According to the Blue Book and depending on the exact model, these guns were discontinued between 1983 and 1988. A 14-shot all-steel model should be the 559, the stainless version was the 659. The 469 (blue) and 669 (stainless) 9mms were compact models (12-shot magazine), but they were only made with an aluminum-alloy frame and steel (or stainless-steel) slide assembly. The 469 and 669 had a small finger extension on the base of the magazine.

559 - discontinued in 1983
659 - discontinued in 1988
469 - discontinued in 1988
669 - made from 1986-1988 only

The full-sized models had a click-adjustable-rear-sight option; the compact guns were fixed (drift-adjustable-only) rear sights.

Overall, they are decent guns. I owned a 469 for several years, never gave me any problems.

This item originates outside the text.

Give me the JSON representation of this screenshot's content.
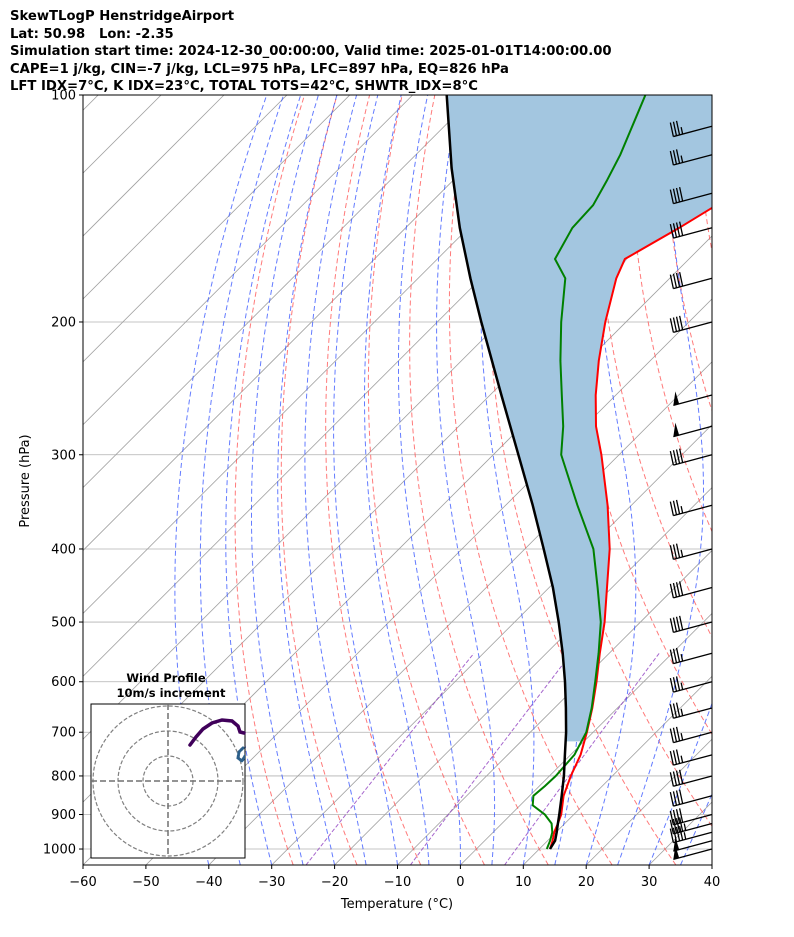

Many of the S&W autoloaders were affected by recalls in the late 80s for various problems. More info here:

Firearm Recalls and Safety Warnings- FirearmsID.com

Scroll down to find a specific model (it may be listed in several different areas). I think S&W can still upgrade these guns if they have not yet been modified by the factory; contact S&W customer service for more info (they have a listing of which guns have been modified, so if you give them the serial number, they can tell you if it's okay or still needs an upgrade).


----------